Colorful Image Colorization
Richard Zhang, Phillip Isola, Alexei A. Efros
TL;DR
This paper tackles automatic colorization of grayscale images, a highly underconstrained task. It proposes a CNN that treats color as a multimodal distribution over quantized ab values and uses class rebalancing and an annealed-mean to produce vibrant results. It demonstrates the learned representations as a strong self-supervised signal, yielding improvements in downstream classification and segmentation, and shows the approach generalizes to legacy photos. The method outperforms prior colorization approaches on perceptual realism and self-supervised benchmarks, establishing colorization as both a graphics tool and a viable pretext task for representation learning.
Abstract
Given a grayscale photograph as input, this paper attacks the problem of hallucinating a plausible color version of the photograph. This problem is clearly underconstrained, so previous approaches have either relied on significant user interaction or resulted in desaturated colorizations.

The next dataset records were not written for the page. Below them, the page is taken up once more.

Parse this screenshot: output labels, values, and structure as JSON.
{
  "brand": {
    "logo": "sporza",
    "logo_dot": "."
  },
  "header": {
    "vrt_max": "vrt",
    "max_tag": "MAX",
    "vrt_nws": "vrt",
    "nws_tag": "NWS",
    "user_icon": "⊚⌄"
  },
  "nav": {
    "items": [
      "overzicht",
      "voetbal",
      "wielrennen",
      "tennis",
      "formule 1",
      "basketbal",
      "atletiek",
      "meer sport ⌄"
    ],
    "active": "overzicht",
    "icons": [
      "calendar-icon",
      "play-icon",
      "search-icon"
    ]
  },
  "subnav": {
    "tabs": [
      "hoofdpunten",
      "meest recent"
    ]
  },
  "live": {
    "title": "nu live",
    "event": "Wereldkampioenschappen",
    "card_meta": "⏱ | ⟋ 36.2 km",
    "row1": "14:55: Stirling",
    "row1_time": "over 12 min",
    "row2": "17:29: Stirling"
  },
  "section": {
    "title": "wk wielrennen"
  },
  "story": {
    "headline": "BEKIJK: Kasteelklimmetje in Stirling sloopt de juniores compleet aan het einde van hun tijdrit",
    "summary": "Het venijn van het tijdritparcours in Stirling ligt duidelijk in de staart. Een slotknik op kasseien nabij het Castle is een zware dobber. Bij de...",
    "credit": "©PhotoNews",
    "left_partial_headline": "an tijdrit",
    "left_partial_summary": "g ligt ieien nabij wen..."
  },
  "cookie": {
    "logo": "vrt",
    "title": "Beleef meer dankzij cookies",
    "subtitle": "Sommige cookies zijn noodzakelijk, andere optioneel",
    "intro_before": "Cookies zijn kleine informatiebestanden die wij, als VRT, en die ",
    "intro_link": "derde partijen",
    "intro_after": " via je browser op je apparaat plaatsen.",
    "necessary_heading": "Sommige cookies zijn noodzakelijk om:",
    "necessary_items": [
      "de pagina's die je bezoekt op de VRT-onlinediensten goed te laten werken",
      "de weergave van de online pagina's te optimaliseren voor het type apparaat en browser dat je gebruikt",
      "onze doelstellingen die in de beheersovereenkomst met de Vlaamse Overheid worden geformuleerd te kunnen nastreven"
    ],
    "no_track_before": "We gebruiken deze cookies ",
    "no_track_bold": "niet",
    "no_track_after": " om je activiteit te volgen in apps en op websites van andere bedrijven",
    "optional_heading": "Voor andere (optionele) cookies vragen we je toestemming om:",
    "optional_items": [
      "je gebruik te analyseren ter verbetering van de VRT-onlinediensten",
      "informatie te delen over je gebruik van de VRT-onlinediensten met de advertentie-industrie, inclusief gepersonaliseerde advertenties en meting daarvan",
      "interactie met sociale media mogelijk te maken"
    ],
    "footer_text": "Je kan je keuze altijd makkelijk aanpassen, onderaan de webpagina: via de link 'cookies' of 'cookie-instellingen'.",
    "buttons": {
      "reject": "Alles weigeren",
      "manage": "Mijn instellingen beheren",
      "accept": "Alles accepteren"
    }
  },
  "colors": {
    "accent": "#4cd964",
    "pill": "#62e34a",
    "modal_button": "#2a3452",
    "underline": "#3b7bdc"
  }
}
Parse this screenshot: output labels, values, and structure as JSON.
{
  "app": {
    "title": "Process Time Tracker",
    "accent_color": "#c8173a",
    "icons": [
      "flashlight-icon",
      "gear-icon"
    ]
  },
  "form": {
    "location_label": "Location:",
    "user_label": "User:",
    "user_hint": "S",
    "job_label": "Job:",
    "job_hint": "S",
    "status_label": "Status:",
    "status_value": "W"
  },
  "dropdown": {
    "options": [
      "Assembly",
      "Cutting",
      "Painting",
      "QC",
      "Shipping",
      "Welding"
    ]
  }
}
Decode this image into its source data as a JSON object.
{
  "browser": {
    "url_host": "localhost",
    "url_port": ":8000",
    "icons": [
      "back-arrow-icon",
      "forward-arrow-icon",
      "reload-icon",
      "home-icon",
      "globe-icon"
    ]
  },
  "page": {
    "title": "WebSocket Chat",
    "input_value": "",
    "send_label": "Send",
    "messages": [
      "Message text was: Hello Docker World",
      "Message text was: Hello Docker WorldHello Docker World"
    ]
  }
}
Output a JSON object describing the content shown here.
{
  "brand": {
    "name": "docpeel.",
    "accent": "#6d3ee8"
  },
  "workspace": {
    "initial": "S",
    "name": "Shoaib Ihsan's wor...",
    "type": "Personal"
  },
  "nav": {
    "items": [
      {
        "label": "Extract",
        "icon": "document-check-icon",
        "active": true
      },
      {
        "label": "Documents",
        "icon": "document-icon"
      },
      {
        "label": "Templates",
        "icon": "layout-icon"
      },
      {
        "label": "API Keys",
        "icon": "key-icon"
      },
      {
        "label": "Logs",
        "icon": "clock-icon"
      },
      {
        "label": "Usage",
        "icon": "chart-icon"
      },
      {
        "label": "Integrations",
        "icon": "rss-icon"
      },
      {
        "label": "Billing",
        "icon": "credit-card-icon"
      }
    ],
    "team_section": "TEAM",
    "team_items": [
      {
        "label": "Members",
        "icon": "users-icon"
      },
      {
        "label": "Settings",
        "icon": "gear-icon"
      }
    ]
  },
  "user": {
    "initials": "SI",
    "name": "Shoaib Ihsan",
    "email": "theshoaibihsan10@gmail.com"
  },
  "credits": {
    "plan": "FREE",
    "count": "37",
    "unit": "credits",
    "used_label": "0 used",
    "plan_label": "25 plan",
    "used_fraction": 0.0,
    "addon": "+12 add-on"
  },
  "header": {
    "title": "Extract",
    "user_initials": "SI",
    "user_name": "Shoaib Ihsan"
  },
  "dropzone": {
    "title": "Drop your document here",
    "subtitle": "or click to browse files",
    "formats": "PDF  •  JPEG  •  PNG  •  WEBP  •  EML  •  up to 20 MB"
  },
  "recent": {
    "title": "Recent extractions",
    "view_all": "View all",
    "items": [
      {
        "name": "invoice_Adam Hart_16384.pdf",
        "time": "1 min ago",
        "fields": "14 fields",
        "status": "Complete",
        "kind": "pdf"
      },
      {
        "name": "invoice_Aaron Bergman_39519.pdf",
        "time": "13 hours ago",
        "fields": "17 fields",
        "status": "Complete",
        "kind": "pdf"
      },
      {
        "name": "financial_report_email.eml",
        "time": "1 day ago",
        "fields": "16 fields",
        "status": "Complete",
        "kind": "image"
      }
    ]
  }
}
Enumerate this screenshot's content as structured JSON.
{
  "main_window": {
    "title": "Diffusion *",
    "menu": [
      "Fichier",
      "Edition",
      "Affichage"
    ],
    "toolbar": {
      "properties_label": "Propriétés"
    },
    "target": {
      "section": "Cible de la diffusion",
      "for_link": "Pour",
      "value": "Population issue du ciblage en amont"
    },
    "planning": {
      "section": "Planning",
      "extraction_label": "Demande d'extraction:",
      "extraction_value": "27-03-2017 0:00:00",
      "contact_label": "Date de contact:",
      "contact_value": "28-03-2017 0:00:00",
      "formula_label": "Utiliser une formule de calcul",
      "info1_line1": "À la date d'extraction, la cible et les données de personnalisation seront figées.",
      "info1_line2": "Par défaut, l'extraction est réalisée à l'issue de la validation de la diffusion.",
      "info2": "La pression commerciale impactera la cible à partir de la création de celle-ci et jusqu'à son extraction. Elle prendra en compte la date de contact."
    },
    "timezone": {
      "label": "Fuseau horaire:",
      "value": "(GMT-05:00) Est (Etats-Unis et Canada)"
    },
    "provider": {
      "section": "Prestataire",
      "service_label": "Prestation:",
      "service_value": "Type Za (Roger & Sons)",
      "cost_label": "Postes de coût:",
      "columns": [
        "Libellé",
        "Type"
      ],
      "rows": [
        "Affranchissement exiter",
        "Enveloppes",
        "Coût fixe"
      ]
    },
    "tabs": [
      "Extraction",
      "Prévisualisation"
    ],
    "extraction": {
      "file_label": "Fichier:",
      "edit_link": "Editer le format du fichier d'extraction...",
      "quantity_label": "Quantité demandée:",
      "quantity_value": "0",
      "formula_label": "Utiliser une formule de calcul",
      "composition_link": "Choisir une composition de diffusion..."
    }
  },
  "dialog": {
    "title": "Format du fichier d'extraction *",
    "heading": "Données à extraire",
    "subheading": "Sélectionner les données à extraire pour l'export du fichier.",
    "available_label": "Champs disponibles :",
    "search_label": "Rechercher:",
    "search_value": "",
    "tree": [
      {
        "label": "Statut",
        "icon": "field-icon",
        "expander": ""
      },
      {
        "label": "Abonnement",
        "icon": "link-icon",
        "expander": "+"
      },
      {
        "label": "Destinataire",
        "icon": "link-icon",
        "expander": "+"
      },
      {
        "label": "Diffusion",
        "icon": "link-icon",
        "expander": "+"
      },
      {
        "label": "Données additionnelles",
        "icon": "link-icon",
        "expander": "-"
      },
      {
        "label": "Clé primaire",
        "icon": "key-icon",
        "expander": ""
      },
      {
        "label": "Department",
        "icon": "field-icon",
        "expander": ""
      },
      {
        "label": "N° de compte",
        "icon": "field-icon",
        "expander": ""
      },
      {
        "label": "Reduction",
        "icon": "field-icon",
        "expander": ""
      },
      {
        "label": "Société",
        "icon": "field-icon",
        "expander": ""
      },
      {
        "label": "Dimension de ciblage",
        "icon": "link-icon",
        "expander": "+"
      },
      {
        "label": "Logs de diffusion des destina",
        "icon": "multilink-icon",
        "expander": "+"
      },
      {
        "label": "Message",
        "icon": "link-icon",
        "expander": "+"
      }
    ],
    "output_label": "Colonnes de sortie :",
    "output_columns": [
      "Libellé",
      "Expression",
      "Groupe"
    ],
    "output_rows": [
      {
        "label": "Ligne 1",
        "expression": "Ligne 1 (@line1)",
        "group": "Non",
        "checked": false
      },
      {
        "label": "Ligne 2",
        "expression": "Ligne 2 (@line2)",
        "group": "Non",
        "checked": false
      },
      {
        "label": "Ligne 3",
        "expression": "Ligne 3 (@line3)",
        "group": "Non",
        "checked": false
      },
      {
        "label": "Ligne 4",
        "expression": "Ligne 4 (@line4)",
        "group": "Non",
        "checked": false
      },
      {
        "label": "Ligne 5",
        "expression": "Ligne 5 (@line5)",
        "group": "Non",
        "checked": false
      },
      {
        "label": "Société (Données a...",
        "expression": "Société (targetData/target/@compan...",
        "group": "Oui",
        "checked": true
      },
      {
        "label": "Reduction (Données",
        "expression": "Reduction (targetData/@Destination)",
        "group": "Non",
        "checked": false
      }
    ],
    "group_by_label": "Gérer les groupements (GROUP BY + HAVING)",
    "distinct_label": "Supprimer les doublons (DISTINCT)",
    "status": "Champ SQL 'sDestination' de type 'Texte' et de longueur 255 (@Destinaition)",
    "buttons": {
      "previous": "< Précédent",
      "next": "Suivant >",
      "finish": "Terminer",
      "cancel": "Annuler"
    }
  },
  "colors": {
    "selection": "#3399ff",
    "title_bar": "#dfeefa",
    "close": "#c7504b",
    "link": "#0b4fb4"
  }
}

We propose a fully automatic approach that produces vibrant and realistic colorizations. We embrace the underlying uncertainty of the problem by posing it as a classification task and use class-rebalancing at training time to increase the diversity of colors in the result. The system is implemented as a feed-forward pass in a CNN at test time and is trained on over a million color images. We evaluate our algorithm using a "colorization Turing test," asking human participants to choose between a generated and ground truth color image. Our method successfully fools humans on 32% of the trials, significantly higher than previous methods. Moreover, we show that colorization can be a powerful pretext task for self-supervised feature learning, acting as a cross-channel encoder. This approach results in state-of-the-art performance on several feature learning benchmarks.